Rocha Paulo Fábio F, Felix Leonardo B, Miranda de Sá Antonio Mauricio F L, Mendes Eduardo M A M
Departamento de Engenharia Elétrica, Universidade Federal de Viçosa, Av. PH Rolfs, SN, 36570-900 Viçosa, MG, Brazil; Programa de Pós-graduação em Engenharia Elétrica, Universidade Federal de Minas Gerais, Av. Antônio Carlos, 6627, 31270-901 Belo Horizonte, MG, Brazil.
Departamento de Engenharia Elétrica, Universidade Federal de Viçosa, Av. PH Rolfs, SN, 36570-900 Viçosa, MG, Brazil.
J Neurosci Methods. 2016 May 1;264:113-118. doi: 10.1016/j.jneumeth.2016.03.005. Epub 2016 Mar 11.
Objective response detection techniques, such as magnitude square coherence, component synchrony measure, and the spectral F-test, have been used to automate the detection of evoked responses. The performance of these detectors depends on both the signal-to-noise ratio (SNR) and the length of the electroencephalogram (EEG) signal.
Recently, multivariate detectors were developed to increase the detection rate even in the case of a low signal-to-noise ratio or of short data records originated from EEG signals. In this context, an extension to the multivariate case of the spectral F-test detector is proposed.
The performance of this technique is assessed using Monte Carlo.
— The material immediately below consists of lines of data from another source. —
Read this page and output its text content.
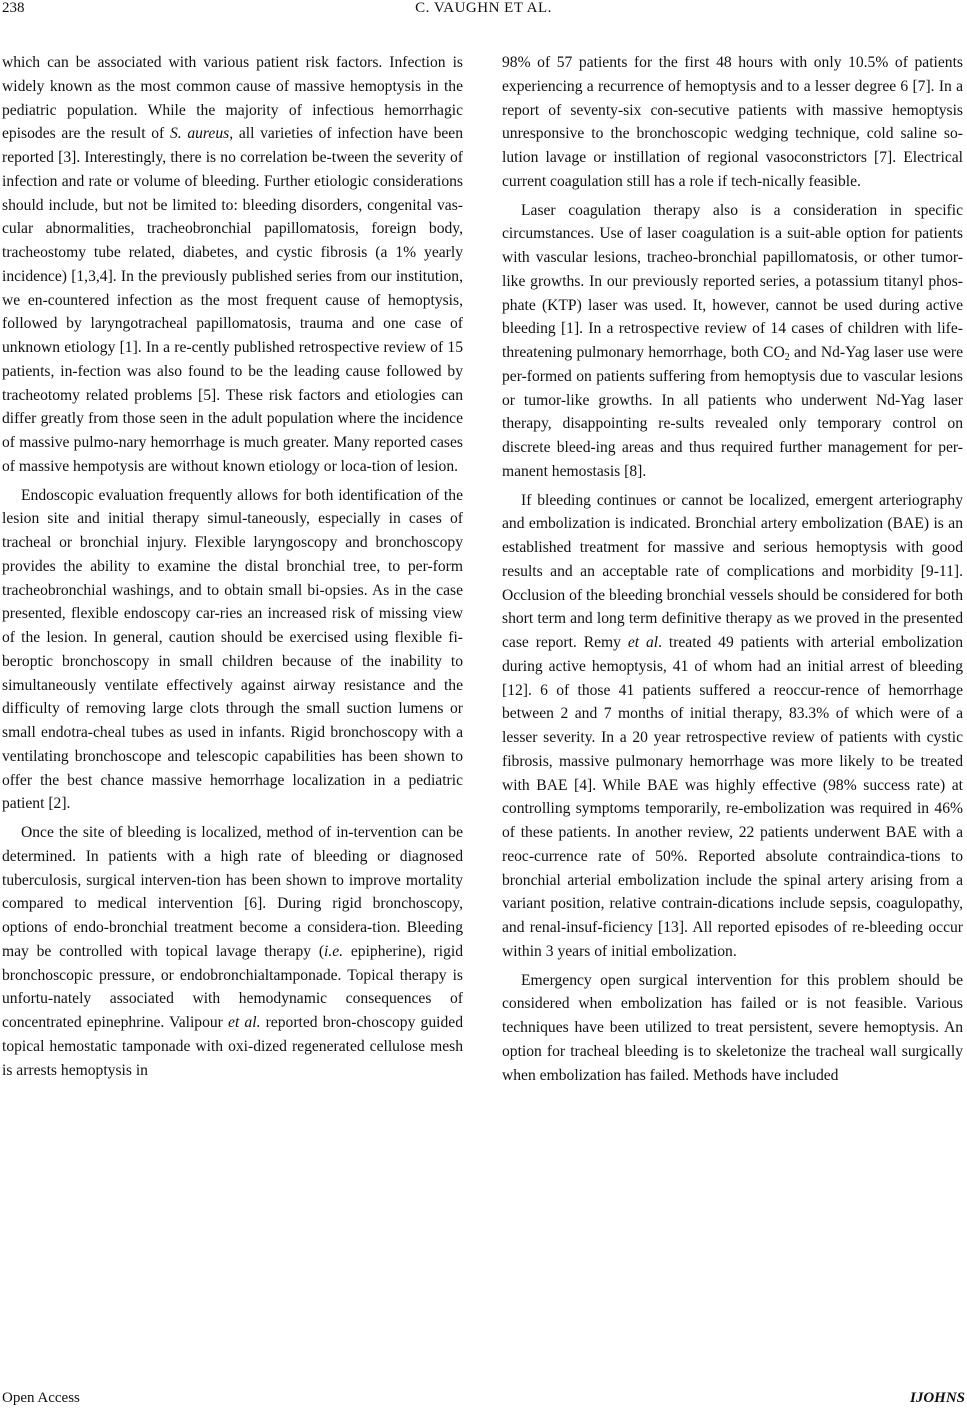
238	C. VAUGHN ET AL.

which can be associated with various patient risk factors. Infection is widely known as the most common cause of massive hemoptysis in the pediatric population. While the majority of infectious hemorrhagic episodes are the result of S. aureus, all varieties of infection have been reported [3]. Interestingly, there is no correlation be-tween the severity of infection and rate or volume of bleeding. Further etiologic considerations should include, but not be limited to: bleeding disorders, congenital vas-cular abnormalities, tracheobronchial papillomatosis, foreign body, tracheostomy tube related, diabetes, and cystic fibrosis (a 1% yearly incidence) [1,3,4]. In the previously published series from our institution, we en-countered infection as the most frequent cause of hemoptysis, followed by laryngotracheal papillomatosis, trauma and one case of unknown etiology [1]. In a re-cently published retrospective review of 15 patients, in-fection was also found to be the leading cause followed by tracheotomy related problems [5]. These risk factors and etiologies can differ greatly from those seen in the adult population where the incidence of massive pulmo-nary hemorrhage is much greater. Many reported cases of massive hempotysis are without known etiology or loca-tion of lesion.

Endoscopic evaluation frequently allows for both identification of the lesion site and initial therapy simul-taneously, especially in cases of tracheal or bronchial injury. Flexible laryngoscopy and bronchoscopy provides the ability to examine the distal bronchial tree, to per-form tracheobronchial washings, and to obtain small bi-opsies. As in the case presented, flexible endoscopy car-ries an increased risk of missing view of the lesion. In general, caution should be exercised using flexible fi-beroptic bronchoscopy in small children because of the inability to simultaneously ventilate effectively against airway resistance and the difficulty of removing large clots through the small suction lumens or small endotra-cheal tubes as used in infants. Rigid bronchoscopy with a ventilating bronchoscope and telescopic capabilities has been shown to offer the best chance massive hemorrhage localization in a pediatric patient [2].

Once the site of bleeding is localized, method of in-tervention can be determined. In patients with a high rate of bleeding or diagnosed tuberculosis, surgical interven-tion has been shown to improve mortality compared to medical intervention [6]. During rigid bronchoscopy, options of endo-bronchial treatment become a considera-tion. Bleeding may be controlled with topical lavage therapy (i.e. epipherine), rigid bronchoscopic pressure, or endobronchialtamponade. Topical therapy is unfortu-nately associated with hemodynamic consequences of concentrated epinephrine. Valipour et al. reported bron-choscopy guided topical hemostatic tamponade with oxi-dized regenerated cellulose mesh is arrests hemoptysis in

98% of 57 patients for the first 48 hours with only 10.5% of patients experiencing a recurrence of hemoptysis and to a lesser degree 6 [7]. In a report of seventy-six con-secutive patients with massive hemoptysis unresponsive to the bronchoscopic wedging technique, cold saline so-lution lavage or instillation of regional vasoconstrictors [7]. Electrical current coagulation still has a role if tech-nically feasible.

Laser coagulation therapy also is a consideration in specific circumstances. Use of laser coagulation is a suit-able option for patients with vascular lesions, tracheo-bronchial papillomatosis, or other tumor-like growths. In our previously reported series, a potassium titanyl phos-phate (KTP) laser was used. It, however, cannot be used during active bleeding [1]. In a retrospective review of 14 cases of children with life-threatening pulmonary hemorrhage, both $CO_2$ and Nd-Yag laser use were per-formed on patients suffering from hemoptysis due to vascular lesions or tumor-like growths. In all patients who underwent Nd-Yag laser therapy, disappointing re-sults revealed only temporary control on discrete bleed-ing areas and thus required further management for per-manent hemostasis [8].

If bleeding continues or cannot be localized, emergent arteriography and embolization is indicated. Bronchial artery embolization (BAE) is an established treatment for massive and serious hemoptysis with good results and an acceptable rate of complications and morbidity [9-11]. Occlusion of the bleeding bronchial vessels should be considered for both short term and long term definitive therapy as we proved in the presented case report. Remy et al. treated 49 patients with arterial embolization during active hemoptysis, 41 of whom had an initial arrest of bleeding [12]. 6 of those 41 patients suffered a reoccur-rence of hemorrhage between 2 and 7 months of initial therapy, 83.3% of which were of a lesser severity. In a 20 year retrospective review of patients with cystic fibrosis, massive pulmonary hemorrhage was more likely to be treated with BAE [4]. While BAE was highly effective (98% success rate) at controlling symptoms temporarily, re-embolization was required in 46% of these patients. In another review, 22 patients underwent BAE with a reoc-currence rate of 50%. Reported absolute contraindica-tions to bronchial arterial embolization include the spinal artery arising from a variant position, relative contrain-dications include sepsis, coagulopathy, and renal-insuf-ficiency [13]. All reported episodes of re-bleeding occur within 3 years of initial embolization.

Emergency open surgical intervention for this problem should be considered when embolization has failed or is not feasible. Various techniques have been utilized to treat persistent, severe hemoptysis. An option for tracheal bleeding is to skeletonize the tracheal wall surgically when embolization has failed. Methods have included

Open Access	IJOHNS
As an example, EEG data from 12 subjects during photic stimulation is used to demonstrate the usefulness of the proposed detector.
COMPARISON WITH EXISTING METHOD(S): The multivariate method showed detection rates consistently higher than those ones when only one signal was used.
It is shown that the response detection in EEG signals with the multivariate technique was statistically significant if two or more EEG derivations were used.
客观反应检测技术,如幅值平方相干性、成分同步性测量和频谱F检验,已被用于自动检测诱发反应。这些检测器的性能取决于信噪比(SNR)和脑电图(EEG)信号的长度。
最近,开发了多变量检测器,即使在信噪比低或源自EEG信号的数据记录较短的情况下,也能提高检测率。在此背景下,提出了频谱F检验检测器多变量情况的扩展。
使用蒙特卡洛方法评估该技术的性能。例如,使用12名受试者在光刺激期间的EEG数据来证明所提出检测器的实用性。
多变量方法显示出的检测率始终高于仅使用一个信号时的检测率。
结果表明,如果使用两个或更多EEG导联,则采用多变量技术对EEG信号进行反应检测具有统计学意义。